I admit I have little knowledge in this area, so pardon my stupid question...
Why doesn't Apple just make their own chips? They couldn't even set up shop in another country to avoid paying a fair American wage, couldn't they?
Making their own chips is expensive and hard. Owning a chip manufacturing plant isn't about propping up a building in China and getting cheap unskilled workers and then cranking out chips. In fact, Samsung's fab is in Austin instead of China isn't because they're trying to bring jobs to the US. It's because unskilled workers can't run a chip fab.
It takes billions of dollars of equipment, which then needs to be continually updated for billions of dollars. The workers are highly specialized and educated. Even doing a test run of a chip costs half a million dollars if you know what you're doing. (
http://en.wikipedia.org/wiki/Semiconductor_fabrication_plant)
"IC production facilities are expensive to build and maintain. Unless they can be kept at nearly full utilization, they will become a drain on the finances of the company that owns them. The foundry model uses two methods to avoid these costs: Fabless companies avoid costs by not owning such facilities. Merchant foundries, on the other hand, find work from the worldwide pool of fabless companies, and by careful scheduling, pricing, and contracting keep their plants at full utilization." (
http://en.wikipedia.org/wiki/Foundry_model)

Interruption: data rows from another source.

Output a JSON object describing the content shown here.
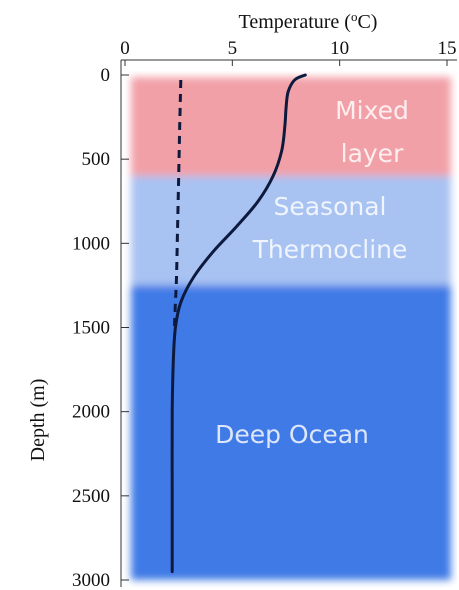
{
  "chart_data": {
    "type": "line",
    "xlabel_prefix": "Temperature (",
    "xlabel_unit_sup": "o",
    "xlabel_suffix": "C)",
    "ylabel": "Depth (m)",
    "x_axis_position": "top",
    "xlim": [
      0,
      15
    ],
    "ylim": [
      3000,
      0
    ],
    "x_ticks": [
      0,
      5,
      10,
      15
    ],
    "y_ticks": [
      0,
      500,
      1000,
      1500,
      2000,
      2500,
      3000
    ],
    "grid": false,
    "zones": [
      {
        "name": "Mixed layer",
        "label_lines": [
          "Mixed",
          "layer"
        ],
        "depth_range": [
          0,
          600
        ],
        "color": "#f2a0a8"
      },
      {
        "name": "Seasonal Thermocline",
        "label_lines": [
          "Seasonal",
          "Thermocline"
        ],
        "depth_range": [
          600,
          1250
        ],
        "color": "#a8c2f2"
      },
      {
        "name": "Deep Ocean",
        "label_lines": [
          "Deep Ocean"
        ],
        "depth_range": [
          1250,
          3000
        ],
        "color": "#3f7ae6"
      }
    ],
    "series": [
      {
        "style": "solid",
        "color": "#0d1a3d",
        "x": [
          8.4,
          7.9,
          7.6,
          7.5,
          7.45,
          7.3,
          6.9,
          6.2,
          5.2,
          4.1,
          3.2,
          2.6,
          2.35,
          2.25,
          2.2,
          2.2,
          2.2
        ],
        "y": [
          0,
          30,
          100,
          200,
          300,
          450,
          600,
          750,
          900,
          1050,
          1200,
          1350,
          1500,
          1700,
          2000,
          2500,
          2950
        ]
      },
      {
        "style": "dashed",
        "color": "#0d1a3d",
        "x": [
          2.6,
          2.55,
          2.5,
          2.45,
          2.4,
          2.35,
          2.3
        ],
        "y": [
          30,
          300,
          600,
          900,
          1200,
          1350,
          1500
        ]
      }
    ]
  }
}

When it comes to chips, there's a clear split between chip design and chip fabrication. Many companies design their own chips and send them off to foundries to get them manufactured. Even well known brands such as AMD, nVidia, etc.
Few companies have their own manufacturing capabilities. Intel, Samsung, and IBM come to mind. AMD used to, and they spun them off as GlobalFoundries.
In the wikipedia entry, you might want to check out how big of a difference TSMC's revenue is compared to Samsung's foundries are.
It'd be an awful decision for Apple to build their own fab.